Forced Automatic Review by Policy Across Published Inventory in All Projects
A policy manager can now force an automatic review of published inventory across all projects currently associated with a given review policy profile. To initiate the review, the policy manager clicks the new Apply Policy - Global icon for the policy on the Policy page.
During the review, the Review Status value of those inventory items that meet at least one of the current policy criteria will be overwritten with an Approved or Rejected value, based on the criteria. The status of those inventory items that meet no policy criteria will remain as is.
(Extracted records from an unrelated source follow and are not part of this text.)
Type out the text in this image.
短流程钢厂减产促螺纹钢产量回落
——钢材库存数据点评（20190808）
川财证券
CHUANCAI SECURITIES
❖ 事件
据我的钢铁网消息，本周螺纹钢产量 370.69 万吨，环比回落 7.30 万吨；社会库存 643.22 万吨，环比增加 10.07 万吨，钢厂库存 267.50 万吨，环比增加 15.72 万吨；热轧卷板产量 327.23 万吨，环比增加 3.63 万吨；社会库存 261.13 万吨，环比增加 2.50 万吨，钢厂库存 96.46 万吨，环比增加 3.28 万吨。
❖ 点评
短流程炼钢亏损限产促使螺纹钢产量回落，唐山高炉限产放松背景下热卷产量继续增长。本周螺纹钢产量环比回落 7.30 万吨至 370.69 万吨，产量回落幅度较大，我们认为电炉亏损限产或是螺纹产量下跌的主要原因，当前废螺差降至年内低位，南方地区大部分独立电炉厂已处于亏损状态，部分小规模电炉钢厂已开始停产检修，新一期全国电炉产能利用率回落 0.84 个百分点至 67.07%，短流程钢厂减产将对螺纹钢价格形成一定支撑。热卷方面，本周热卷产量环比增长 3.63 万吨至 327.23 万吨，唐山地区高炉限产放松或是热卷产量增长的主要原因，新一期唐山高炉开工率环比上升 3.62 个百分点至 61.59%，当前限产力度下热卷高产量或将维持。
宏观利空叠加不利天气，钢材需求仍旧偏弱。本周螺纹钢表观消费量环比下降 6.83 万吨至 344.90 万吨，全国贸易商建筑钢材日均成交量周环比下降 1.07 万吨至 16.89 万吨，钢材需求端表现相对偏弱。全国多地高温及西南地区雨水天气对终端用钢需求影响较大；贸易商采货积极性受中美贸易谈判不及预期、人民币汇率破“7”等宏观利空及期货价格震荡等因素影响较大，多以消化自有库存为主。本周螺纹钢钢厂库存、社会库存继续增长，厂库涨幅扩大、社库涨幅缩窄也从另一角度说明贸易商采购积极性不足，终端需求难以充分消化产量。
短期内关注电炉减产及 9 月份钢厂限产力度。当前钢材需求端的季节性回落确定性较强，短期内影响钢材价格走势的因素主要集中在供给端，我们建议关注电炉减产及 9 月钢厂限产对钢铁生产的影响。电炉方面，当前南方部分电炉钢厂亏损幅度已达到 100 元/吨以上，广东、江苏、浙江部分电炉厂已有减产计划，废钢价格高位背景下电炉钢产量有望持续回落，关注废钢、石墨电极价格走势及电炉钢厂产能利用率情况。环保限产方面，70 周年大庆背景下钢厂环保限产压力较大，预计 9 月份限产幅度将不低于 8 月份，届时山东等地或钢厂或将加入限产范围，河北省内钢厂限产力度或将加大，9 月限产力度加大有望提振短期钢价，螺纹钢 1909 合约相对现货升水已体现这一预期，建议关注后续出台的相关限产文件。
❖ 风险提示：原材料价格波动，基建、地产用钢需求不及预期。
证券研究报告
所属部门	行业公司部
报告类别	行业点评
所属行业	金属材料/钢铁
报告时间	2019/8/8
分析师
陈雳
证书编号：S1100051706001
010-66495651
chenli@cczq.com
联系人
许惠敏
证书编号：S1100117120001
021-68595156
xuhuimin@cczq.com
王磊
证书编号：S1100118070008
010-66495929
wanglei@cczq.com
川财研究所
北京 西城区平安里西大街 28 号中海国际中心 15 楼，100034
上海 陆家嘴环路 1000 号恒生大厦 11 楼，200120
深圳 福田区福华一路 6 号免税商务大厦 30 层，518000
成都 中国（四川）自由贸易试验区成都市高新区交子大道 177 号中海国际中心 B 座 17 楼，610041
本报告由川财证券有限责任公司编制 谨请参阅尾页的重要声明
This feature provides a way to automatically apply changed policy criteria across inventory without having to wait for a scan or manually unpublish and re-publish inventory items individually in order to apply the changed policy.
When triggered, the operation runs as an Apply Policy - Global job in the Jobs queue.
Important:Currently the feature is available for only Code Insight instances that use the MySQL database. Also, no option is currently available to skip overwriting any review status that was manually set for inventory.
For complete information about this feature, refer to “Forcing an Automatic Review of Inventory Across All Projects” in the Code Insight User Guide.
Package URL Property Now Listed for Inventory
The purl property has been added to inventory details on the Project Inventory tab and in the Analysis Workbench to display the package URL for the component represented by the inventory item.
This read-only value is retrieved from the Code Insight data library and is applicable to only those components associated with a non-custom version. If no package URL is available for the component in the data library or the component has a custom version, the value for this field is N/A.
This property is also available in certain API responses. See Updates to Existing APIs.
Additional New Fields Added to Project Inventory Details
The following new properties have been added to the details for a given inventory item on the Project Inventory tab:
| • | Created By—Designates either System (for an inventory item that was automatically generated by a Code Insight scan) or, for a manually created inventory item, the first and last name of the user who created the item. |
| • | Created On—The date and time that the inventory item was created. |
| • | Updated On—The date and time that the inventory item was updated. If the item has not been updated since its creation, this value will be the same as the Created On value. |
Inventory Priority Now Editable Through “Update Inventory” API
The priority property for an inventory item can now be updated through the Update inventory API. See Updates to Existing APIs. Previously you could do so only through the Code Insight user interface.